After rummaging about a bit in the writer’s toolbox, I’m thinking slang as a way to initially set them apart and ultimately bring them together. Slang is an interesting critter. It’s a very flexible tool. It’s hard to pin down what is slang and what isn’t. Slang changes so fast. Yesterday’s ‘far out’ is today’s ‘snatched’, but it’s pretty clear what slang does for us. The casual use of slang terms show we’re in the know, we belong to that group who understands what it is to ‘I oop’. More to my purposes, slang is a shared affinity of age and disposition and attitude.

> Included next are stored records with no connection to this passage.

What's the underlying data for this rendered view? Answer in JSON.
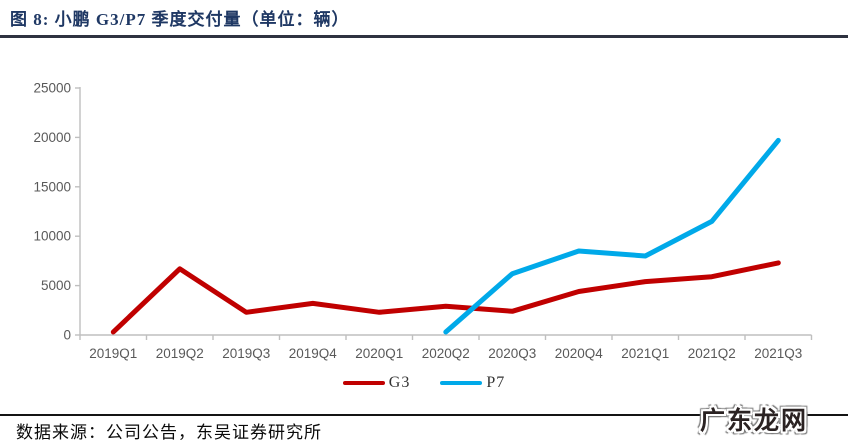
{
  "figure": {
    "title": "图 8:  小鹏 G3/P7 季度交付量（单位：辆）",
    "source": "数据来源：公司公告，东吴证券研究所",
    "watermark": "广东龙网"
  },
  "colors": {
    "title_navy": "#1f3864",
    "g3_red": "#c00000",
    "p7_blue": "#00a9e9",
    "axis_line": "#bfbfbf",
    "tick_label": "#595959",
    "footer_rule": "#141414"
  },
  "chart_data": {
    "type": "line",
    "title": "小鹏 G3/P7 季度交付量（单位：辆）",
    "categories": [
      "2019Q1",
      "2019Q2",
      "2019Q3",
      "2019Q4",
      "2020Q1",
      "2020Q2",
      "2020Q3",
      "2020Q4",
      "2021Q1",
      "2021Q2",
      "2021Q3"
    ],
    "series": [
      {
        "name": "G3",
        "color": "#c00000",
        "values": [
          300,
          6700,
          2300,
          3200,
          2300,
          2900,
          2400,
          4400,
          5400,
          5900,
          7300
        ]
      },
      {
        "name": "P7",
        "color": "#00a9e9",
        "values": [
          null,
          null,
          null,
          null,
          null,
          300,
          6200,
          8500,
          8000,
          11500,
          19700
        ]
      }
    ],
    "ylim": [
      0,
      25000
    ],
    "ytick_step": 5000,
    "yticks": [
      "0",
      "5000",
      "10000",
      "15000",
      "20000",
      "25000"
    ],
    "xlabel": "",
    "ylabel": "",
    "grid": false,
    "legend_position": "bottom"
  }
}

Slang can be subversive, playful, derisive, affectionate, even endearing – all such very human qualities – and human is what I want to show in circumstances that aren’t all that humane. Ever changing, almost updating itself to fit shifting circumstances slang morphs from common terms to become familiar to a community who is living and sharing shifting circumstances. How else explain today’s use of ‘ghost’? Slang can turn meaning topsy turvy, assigning an opposite meaning to words – an effective response to a world that feels turned upside down. To say you ‘destroyed’ something today certainly doesn’t mean to me what it means to a teen.
Because slang is a hallmark of a shared, exclusive world it’s the perfect devise to reinforce the journey of Tall T and Lottie through the chaos of a world war to a shared reality. They will be tested in ways they’ve never imagined in a world where familiar conventions don’t always apply and time can be frightfully short. At their first meeting, Lottie’s language will baffle Tall T; he will know from that brief exchange that they are from very different worlds. By the end, they will share an unspoken understanding of how fubar life can be. They’ll both know the world is cockeyed and with one exchange of peepers they’ll know where to meet because they have all the dope on the good places. They are people with plenty of moxie who become each other’s killer diller.
I will be careful though. I don’t want them to sound like they’re trying too hard to be cool, or are too stupid to express themselves in any other way. I want to salt the slang effectively, add just that kick of heat a touch of chili adds to a good stew. Like seasoning, I’m going to need a deft hand. I can imagine how clumsy a slang word could feel, or how tiresome the overuse could become. There’s a lot of revision ahead for me if I’m going to Keep it 100. Forewarned is forearmed. I’ll stop beating my gums now and immerse myself in the slang of The Greatest Generation. Roger. Wilco.